Some legal experts say Georgia's system of using appointed senior judges raises a constitutional question: Are the voters, who are supposed to elect Superior Court judges, and the General Assembly, which holds the power to create judgeships, being sidestepped when senior judges are permanently appointed?
In June, the Georgia Supreme Court squeaked past an answer to that question, deciding that a permanent senior judgeship wasn't the real issue in the case before the court. The justices noted, however, that a 1998 amendment to the law apparently lets Superior Court judges create a lifetime judgeship and bypass the voters in deciding who fills the seat.
Legal experts are divided on the question.
Richard Reaves, the director of the Institute of Continuing Judicial Education at the University of Georgia School of Law, says he doesn't see a constitutional conflict. All senior judges must have served as least 10 years on the bench, which means they have been subjected to the election process at least once, he notes.
But if a past election is enough to qualify for a lifetime appointment, then what sense does the Georgia Constitution make, countered Michael Mears, the director of the state's new statewide public defender system.
"If you are going to have an elective system, judges must be accountable to the public," he said.
Mr. Mears challenged the legality of senior judges in an appeal for a man facing a death penalty trial that was assigned to a senior judge. He lost the appeal.
In its opinion, the Georgia Supreme Court noted that the senior judge had been appointed only to that specific case. Mr. Mears had argued that a senior judgeship is effectively a lifetime appointment to the bench and unconstitutional because the state's constitution requires judicial elections.

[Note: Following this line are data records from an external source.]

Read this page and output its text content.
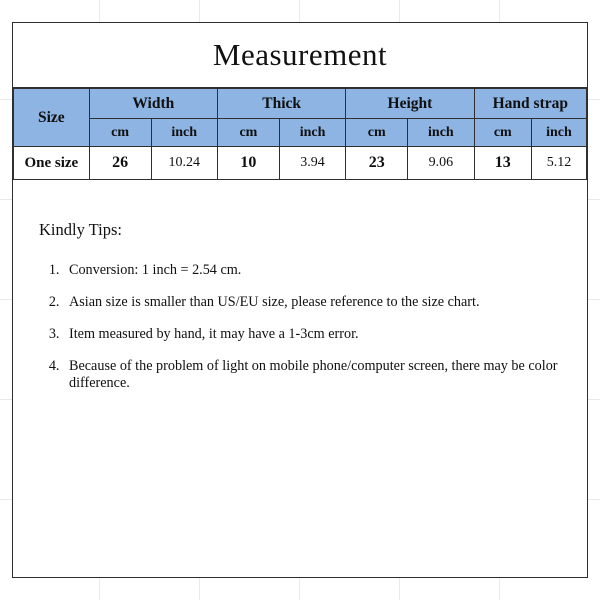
Measurement
Size	Width		Thick		Height		Hand strap	
	cm	inch	cm	inch	cm	inch	cm	inch
One size	26	10.24	10	3.94	23	9.06	13	5.12
Kindly Tips:
1. Conversion: 1 inch = 2.54 cm.
2. Asian size is smaller than US/EU size, please reference to the size chart.
3. Item measured by hand, it may have a 1-3cm error.
4. Because of the problem of light on mobile phone/computer screen, there may be color difference.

"That was part of our argument. I think that's correct, but the problem is the Legislature is so slow to create judgeships," Mr. Mears said. "But talk about activist judges!"
The term "activist judges" is used to describe judges perceived as making laws as opposed to interpreting them.
Now, judges are creating judgeships, a power the state constitution reserves for the General Assembly, he said.
Laughlin McDonald, of the Georgia American Civil Liberties Union, who has worked on voting-rights cases, said the constitutional requirement for elections conflicts with law that allows permanent appointment of senior judges. It circumvents the election process, he said.
In 1998, when then-state Rep. Roy Barnes, later governor, sponsored the legislation that now allows for permanent appointment of senior judges, then-Rep. John Wiles, R-Marietta, sponsored a bill that would allow people to request that an elected judge preside over a case.
His bill wasn't presented to counter Mr. Barnes' legislation, Mr. Wiles said, but to address complaints from people in his district.
"A lot of judicial decisions are made by people not being elected," he said.